Том заставил себя открыть рот.

– Мне жалко маленькую девочку. Всех их жалко. Это печальная история.

– Это были твои соплеменники. Ты это почувствовал.

– Нет, я не еврей. Я методист.

– Ты можешь быть методистом, но это не меняет того факта, что они твои соплеменники.

– Нет.

– Ну, хорошо, пусть нет. Но разве в этом случае можно писать статьи, подобные тем, что появляются в газете, в которой ты сотрудничаешь? Разве кому-то это позволено?

– У меня есть экземпляр, – сказала Холли. – В списке сотрудников редакции стоит и твое имя. Твое обесчещенное имя.

– Холли! – предупредила Маргарет.

Так вот к чему они вели.

– Твоя церковь не одобряет той гнусной лжи, которую публикует эта газета.

Артур вцепился в эту тему, как бульдог в чью-то ногу. Том вышел из себя.

– Послушайте, я приехал к вам по вашей же просьбе. Я приехал не для того, чтобы в чем-то оправдываться. Я не предполагал, что на меня здесь будут нападать.

Маргарет тихо проговорила:

– Мы просто хотим, чтобы ты принимал нас такими, какие мы есть, Том.

Она сидела в плетеном кресле рядом с Томом и сейчас импульсивно положила ладонь ему на руку и сжала ее так сильно, что Том в изумлении посмотрел на нее. Лицо ее было таким напряженным, что это испугало его. Это оттолкнуло его. Впервые она прикоснулась к нему, и у него мелькнула ужасная, потрясшая его мысль, что, несмотря на отрицание Бэда, он появился на свет из чрева этой женщины. Он никогда не думал в таких категориях о маме, а если бы подумал, тут же прогнал бы подобную мысль как непристойную. А теперь эта странная женщина…

Он быстро отдернул руку. Все это видели. Ошибиться было невозможно.

– Единственное, что я хочу, чтобы меня раз и навсегда оставили в покое. У нас свободная страна. Почему вы не оставите меня в покое?

Маргарет дрожа встала, и Холли обняла ее.

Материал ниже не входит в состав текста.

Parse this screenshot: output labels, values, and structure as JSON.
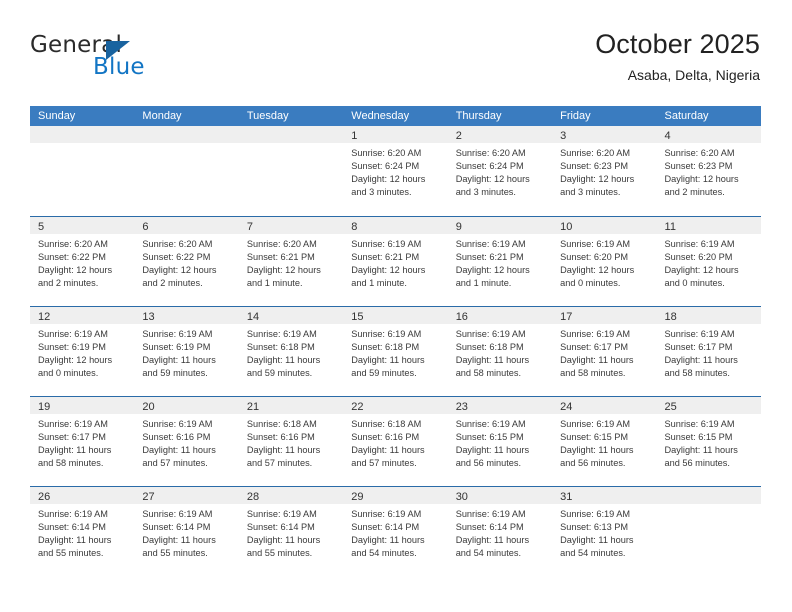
{
  "brand": {
    "name_top": "General",
    "name_bottom": "Blue",
    "triangle_icon": "triangle-icon",
    "accent_color": "#1275c4",
    "triangle_color": "#19639f"
  },
  "header": {
    "title": "October 2025",
    "subtitle": "Asaba, Delta, Nigeria"
  },
  "calendar": {
    "header_bg": "#3a7cc0",
    "divider_color": "#2a6ba8",
    "daynum_band_bg": "#efefef",
    "weekdays": [
      "Sunday",
      "Monday",
      "Tuesday",
      "Wednesday",
      "Thursday",
      "Friday",
      "Saturday"
    ],
    "weeks": [
      [
        {
          "day": "",
          "lines": []
        },
        {
          "day": "",
          "lines": []
        },
        {
          "day": "",
          "lines": []
        },
        {
          "day": "1",
          "lines": [
            "Sunrise: 6:20 AM",
            "Sunset: 6:24 PM",
            "Daylight: 12 hours",
            "and 3 minutes."
          ]
        },
        {
          "day": "2",
          "lines": [
            "Sunrise: 6:20 AM",
            "Sunset: 6:24 PM",
            "Daylight: 12 hours",
            "and 3 minutes."
          ]
        },
        {
          "day": "3",
          "lines": [
            "Sunrise: 6:20 AM",
            "Sunset: 6:23 PM",
            "Daylight: 12 hours",
            "and 3 minutes."
          ]
        },
        {
          "day": "4",
          "lines": [
            "Sunrise: 6:20 AM",
            "Sunset: 6:23 PM",
            "Daylight: 12 hours",
            "and 2 minutes."
          ]
        }
      ],
      [
        {
          "day": "5",
          "lines": [
            "Sunrise: 6:20 AM",
            "Sunset: 6:22 PM",
            "Daylight: 12 hours",
            "and 2 minutes."
          ]
        },
        {
          "day": "6",
          "lines": [
            "Sunrise: 6:20 AM",
            "Sunset: 6:22 PM",
            "Daylight: 12 hours",
            "and 2 minutes."
          ]
        },
        {
          "day": "7",
          "lines": [
            "Sunrise: 6:20 AM",
            "Sunset: 6:21 PM",
            "Daylight: 12 hours",
            "and 1 minute."
          ]
        },
        {
          "day": "8",
          "lines": [
            "Sunrise: 6:19 AM",
            "Sunset: 6:21 PM",
            "Daylight: 12 hours",
            "and 1 minute."
          ]
        },
        {
          "day": "9",
          "lines": [
            "Sunrise: 6:19 AM",
            "Sunset: 6:21 PM",
            "Daylight: 12 hours",
            "and 1 minute."
          ]
        },
        {
          "day": "10",
          "lines": [
            "Sunrise: 6:19 AM",
            "Sunset: 6:20 PM",
            "Daylight: 12 hours",
            "and 0 minutes."
          ]
        },
        {
          "day": "11",
          "lines": [
            "Sunrise: 6:19 AM",
            "Sunset: 6:20 PM",
            "Daylight: 12 hours",
            "and 0 minutes."
          ]
        }
      ],
      [
        {
          "day": "12",
          "lines": [
            "Sunrise: 6:19 AM",
            "Sunset: 6:19 PM",
            "Daylight: 12 hours",
            "and 0 minutes."
          ]
        },
        {
          "day": "13",
          "lines": [
            "Sunrise: 6:19 AM",
            "Sunset: 6:19 PM",
            "Daylight: 11 hours",
            "and 59 minutes."
          ]
        },
        {
          "day": "14",
          "lines": [
            "Sunrise: 6:19 AM",
            "Sunset: 6:18 PM",
            "Daylight: 11 hours",
            "and 59 minutes."
          ]
        },
        {
          "day": "15",
          "lines": [
            "Sunrise: 6:19 AM",
            "Sunset: 6:18 PM",
            "Daylight: 11 hours",
            "and 59 minutes."
          ]
        },
        {
          "day": "16",
          "lines": [
            "Sunrise: 6:19 AM",
            "Sunset: 6:18 PM",
            "Daylight: 11 hours",
            "and 58 minutes."
          ]
        },
        {
          "day": "17",
          "lines": [
            "Sunrise: 6:19 AM",
            "Sunset: 6:17 PM",
            "Daylight: 11 hours",
            "and 58 minutes."
          ]
        },
        {
          "day": "18",
          "lines": [
            "Sunrise: 6:19 AM",
            "Sunset: 6:17 PM",
            "Daylight: 11 hours",
            "and 58 minutes."
          ]
        }
      ],
      [
        {
          "day": "19",
          "lines": [
            "Sunrise: 6:19 AM",
            "Sunset: 6:17 PM",
            "Daylight: 11 hours",
            "and 58 minutes."
          ]
        },
        {
          "day": "20",
          "lines": [
            "Sunrise: 6:19 AM",
            "Sunset: 6:16 PM",
            "Daylight: 11 hours",
            "and 57 minutes."
          ]
        },
        {
          "day": "21",
          "lines": [
            "Sunrise: 6:18 AM",
            "Sunset: 6:16 PM",
            "Daylight: 11 hours",
            "and 57 minutes."
          ]
        },
        {
          "day": "22",
          "lines": [
            "Sunrise: 6:18 AM",
            "Sunset: 6:16 PM",
            "Daylight: 11 hours",
            "and 57 minutes."
          ]
        },
        {
          "day": "23",
          "lines": [
            "Sunrise: 6:19 AM",
            "Sunset: 6:15 PM",
            "Daylight: 11 hours",
            "and 56 minutes."
          ]
        },
        {
          "day": "24",
          "lines": [
            "Sunrise: 6:19 AM",
            "Sunset: 6:15 PM",
            "Daylight: 11 hours",
            "and 56 minutes."
          ]
        },
        {
          "day": "25",
          "lines": [
            "Sunrise: 6:19 AM",
            "Sunset: 6:15 PM",
            "Daylight: 11 hours",
            "and 56 minutes."
          ]
        }
      ],
      [
        {
          "day": "26",
          "lines": [
            "Sunrise: 6:19 AM",
            "Sunset: 6:14 PM",
            "Daylight: 11 hours",
            "and 55 minutes."
          ]
        },
        {
          "day": "27",
          "lines": [
            "Sunrise: 6:19 AM",
            "Sunset: 6:14 PM",
            "Daylight: 11 hours",
            "and 55 minutes."
          ]
        },
        {
          "day": "28",
          "lines": [
            "Sunrise: 6:19 AM",
            "Sunset: 6:14 PM",
            "Daylight: 11 hours",
            "and 55 minutes."
          ]
        },
        {
          "day": "29",
          "lines": [
            "Sunrise: 6:19 AM",
            "Sunset: 6:14 PM",
            "Daylight: 11 hours",
            "and 54 minutes."
          ]
        },
        {
          "day": "30",
          "lines": [
            "Sunrise: 6:19 AM",
            "Sunset: 6:14 PM",
            "Daylight: 11 hours",
            "and 54 minutes."
          ]
        },
        {
          "day": "31",
          "lines": [
            "Sunrise: 6:19 AM",
            "Sunset: 6:13 PM",
            "Daylight: 11 hours",
            "and 54 minutes."
          ]
        },
        {
          "day": "",
          "lines": []
        }
      ]
    ]
  }
}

– Это моя ошибка, – раздался голос Маккензи. – Я надеялся, что все будет иначе. Видит Бог, я не хочу осложнять ваше положение.

– И Тома, – добавила Маргарет.

– Что ж, – продолжал Маккензи. – Думаю, на этом можно поставить точку. Поехали домой, Том.

Том все еще чувствовал себя нехорошо и дышал с трудом. Маккензи рассердился. Вне всякого сомнения он обо всем расскажет матери. Все так запуталось. Он позволил втянуть себя в спор, потерял самообладание. Теперь, приличия ради, надо как-то все сгладить.

– Я не хотел вас обидеть, – натянуто сказал он. – Пожалуйста, простите, если я вас чем-то задел.

– Ах, Том, – откликнулась Маргарет, которую все еще обнимала Холли.

Артур проводил их до двери.

– Спасибо за все, – поблагодарил он Маккензи и пожал ему руку. – В другой раз будет лучше, – добавил он, обращаясь к Тому. До Тома он не дотронулся.

Машина тронулась с места и покатила к выезду на улицу, а Артур все стоял у двери, глядя им вслед. На лице его застыло грустное озабоченное выражение.

Они проехали милю-другую, прежде чем Маккензи заговорил.

– Не очень-то хорошо все получилось, – тон его был сухим.

– А почему вы думали, что будет иначе?

– Не знаю. Просто надеялся.

Они проехали еще немного.

– Ты обидел их, – произнес Маккензи.